Rejoice always, pray without ceasing, give thanks in all circumstances; for this is the will of God in Christ Jesus for you.
—I Thessalonians 5:16-18
As a counselor, I tell people on a regular basis to tell the truth, even when it hurts. At least twice a day, I commend making the choice to express healthy boundaries to others as a means of fully loving them. I ask others to take the risk of confessing things to their partners that will forever alter their relationship. I routinely discuss the cyclical nature of grief, and how even its most subtle rage and overpowering despair are reflections of the full gamut of emotions given to us by God. I sit with many people whose most searing pain and brokenness have been the only possible means to access vulnerability and freedom. I also sit with those whom freedom and intimacy seem to elude, regardless of the fervor of their pursuit. I am each of these in some way, and my regular presence with them helps to hold my own journey in focus.
Vocationally, I have built a house on the corner of unresolved contradiction and irreconcilable tension; it is an intersection where I spend a vast majority of my time. I am beginning to understand that it stands as a reflection of my own life navigating the same terms. For instance, our son died prematurely last year of a genetic disorder, thrusting me into the most widely flung tension between grace and sorrow that I have ever experienced. My parents’ deaths, my own recovery from sexual addiction, and our journey into marriage also reflect polarities of joy and sorrow—feast and famine. These are my stock in trade, but also my own reality.
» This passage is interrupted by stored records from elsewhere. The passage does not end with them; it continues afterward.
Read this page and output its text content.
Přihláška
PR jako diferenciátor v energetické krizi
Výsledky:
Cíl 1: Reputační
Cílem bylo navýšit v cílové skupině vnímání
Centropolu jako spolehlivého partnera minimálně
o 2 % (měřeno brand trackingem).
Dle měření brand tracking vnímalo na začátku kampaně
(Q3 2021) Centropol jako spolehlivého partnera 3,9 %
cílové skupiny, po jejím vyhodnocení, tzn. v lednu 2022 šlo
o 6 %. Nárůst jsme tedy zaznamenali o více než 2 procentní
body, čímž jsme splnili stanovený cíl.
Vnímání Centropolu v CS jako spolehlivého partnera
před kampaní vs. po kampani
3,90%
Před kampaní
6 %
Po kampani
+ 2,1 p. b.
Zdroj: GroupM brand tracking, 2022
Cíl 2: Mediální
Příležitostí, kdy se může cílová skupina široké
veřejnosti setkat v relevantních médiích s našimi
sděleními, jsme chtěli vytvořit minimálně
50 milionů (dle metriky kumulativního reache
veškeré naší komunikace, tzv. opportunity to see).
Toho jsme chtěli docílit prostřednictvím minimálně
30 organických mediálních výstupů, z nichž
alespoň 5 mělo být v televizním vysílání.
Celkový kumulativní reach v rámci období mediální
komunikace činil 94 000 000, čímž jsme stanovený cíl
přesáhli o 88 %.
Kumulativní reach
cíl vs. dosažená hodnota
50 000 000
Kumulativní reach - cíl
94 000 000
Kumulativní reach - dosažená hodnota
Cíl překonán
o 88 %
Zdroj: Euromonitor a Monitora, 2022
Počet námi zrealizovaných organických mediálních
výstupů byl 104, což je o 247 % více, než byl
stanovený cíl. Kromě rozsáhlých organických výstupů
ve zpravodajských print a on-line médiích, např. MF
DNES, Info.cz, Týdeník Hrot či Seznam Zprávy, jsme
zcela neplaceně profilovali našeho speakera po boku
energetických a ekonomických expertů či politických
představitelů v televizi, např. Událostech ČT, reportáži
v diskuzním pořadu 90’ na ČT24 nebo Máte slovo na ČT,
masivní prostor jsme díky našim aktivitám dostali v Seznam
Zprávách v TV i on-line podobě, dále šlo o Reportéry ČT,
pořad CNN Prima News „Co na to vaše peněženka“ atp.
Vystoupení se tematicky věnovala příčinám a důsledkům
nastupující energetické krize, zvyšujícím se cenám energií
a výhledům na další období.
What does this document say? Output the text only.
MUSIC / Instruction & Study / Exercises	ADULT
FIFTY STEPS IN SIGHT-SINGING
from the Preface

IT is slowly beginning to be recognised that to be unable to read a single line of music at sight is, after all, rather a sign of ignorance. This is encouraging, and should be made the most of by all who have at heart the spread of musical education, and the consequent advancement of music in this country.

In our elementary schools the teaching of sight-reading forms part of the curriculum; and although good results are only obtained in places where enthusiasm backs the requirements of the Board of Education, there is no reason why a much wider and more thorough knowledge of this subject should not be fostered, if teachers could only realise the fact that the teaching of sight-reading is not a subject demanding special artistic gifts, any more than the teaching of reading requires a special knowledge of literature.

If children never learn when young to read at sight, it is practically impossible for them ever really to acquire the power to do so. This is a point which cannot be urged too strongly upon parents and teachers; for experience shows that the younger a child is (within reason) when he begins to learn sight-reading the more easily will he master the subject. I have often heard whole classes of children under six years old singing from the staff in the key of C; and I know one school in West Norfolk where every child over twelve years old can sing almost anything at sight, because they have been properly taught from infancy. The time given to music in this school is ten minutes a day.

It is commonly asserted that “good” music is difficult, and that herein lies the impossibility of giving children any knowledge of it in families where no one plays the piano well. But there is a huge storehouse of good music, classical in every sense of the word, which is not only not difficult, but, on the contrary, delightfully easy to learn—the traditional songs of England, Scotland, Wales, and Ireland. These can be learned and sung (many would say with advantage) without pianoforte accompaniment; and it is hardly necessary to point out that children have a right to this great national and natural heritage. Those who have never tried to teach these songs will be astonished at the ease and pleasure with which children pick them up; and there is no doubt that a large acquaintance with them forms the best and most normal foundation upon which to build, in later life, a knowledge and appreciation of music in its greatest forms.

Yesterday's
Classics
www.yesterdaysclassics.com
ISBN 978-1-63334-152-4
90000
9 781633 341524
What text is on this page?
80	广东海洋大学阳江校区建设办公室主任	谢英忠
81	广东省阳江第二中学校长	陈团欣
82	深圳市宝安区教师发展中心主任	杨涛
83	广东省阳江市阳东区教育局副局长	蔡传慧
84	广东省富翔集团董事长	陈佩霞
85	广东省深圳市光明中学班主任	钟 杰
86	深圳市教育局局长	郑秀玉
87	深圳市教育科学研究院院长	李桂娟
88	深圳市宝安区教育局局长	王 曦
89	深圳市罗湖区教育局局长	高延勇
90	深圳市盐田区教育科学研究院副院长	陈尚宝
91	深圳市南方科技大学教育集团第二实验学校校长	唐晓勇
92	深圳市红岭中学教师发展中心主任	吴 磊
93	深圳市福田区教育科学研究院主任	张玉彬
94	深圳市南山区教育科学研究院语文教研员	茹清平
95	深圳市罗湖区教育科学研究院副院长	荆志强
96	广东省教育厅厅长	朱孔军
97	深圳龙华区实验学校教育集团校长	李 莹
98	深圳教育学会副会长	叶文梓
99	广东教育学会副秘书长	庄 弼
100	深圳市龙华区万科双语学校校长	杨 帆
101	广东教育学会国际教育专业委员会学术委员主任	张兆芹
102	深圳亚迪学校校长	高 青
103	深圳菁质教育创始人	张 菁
Henri Nouwen, in Bread for the Journey, said that “as long as we keep dividing our lives between events and people we would like to remember and those we would rather forget, we cannot claim the fullness of our beings as a gift of God to be grateful for.” In this season, it is not only hard to scrounge up Thanksgiving for the usual suspects: a roof over my head, a family to come home to, a job to go to, food in the pantry, etc. What is truly hard is to say that I am thankful that my son died, so that I could see the generosity and love of others for me. It sounds like folly to say that I choose to be happy in mourning because having a child die has caused me to see our other children for the utter miracles they are. It is truly hard to say that I am glad in my sexual brokenness, depression, or grief, because they help me to connect with others in meaningful ways. It is immensely difficult to express gratitude for the hard things I would rather forget.
I remember reading somewhere a trite poem that stated something like, ‘I am thankful for a messy house, because it means that I have children who are learning and growing; I am thankful for many dishes to clean because it means I had guests at my table; I am thankful for a tired body because it means I am capable of work…’ and so forth. I also remember struggling with it. While there is truth to the ability to thank God for messy or hard things, I also think I sterilize the grittiness of suffering, thereby robbing it of its power to affect myself or others in the way it should. I wonder if my own version of that verse might read something like:
I am satisfied in my tears over the death of my child, for they called forth provision and compassion from those closest to me;
I am thankful for fights with my wife, for they mean that there is something at stake and we haven’t resigned ourselves to apathy;
I am grateful when my children are whiny and disrespectful, because I know what it means to return home from labor and delivery without a child;
I thank God for my vocational shortcomings, because my own self-importance needs to be reined in;
I am content that I continue to hurt over my relationship with my father, because that pain keeps me attending to my own children in new ways;
I am thankful to God for all he hands me, even though the vast majority of the time I think I know my needs better than he does…
I have an old word for ‘the truth’ tattooed on my hand. It references a quote by Martin Luther, “Peace if possible, truth at all costs.” The truth, in this season, is that I have been given wonderful and terrible gifts, but each comes from the hand of God. May I be willing to see them in this way. May I truly be thankful in each circumstance.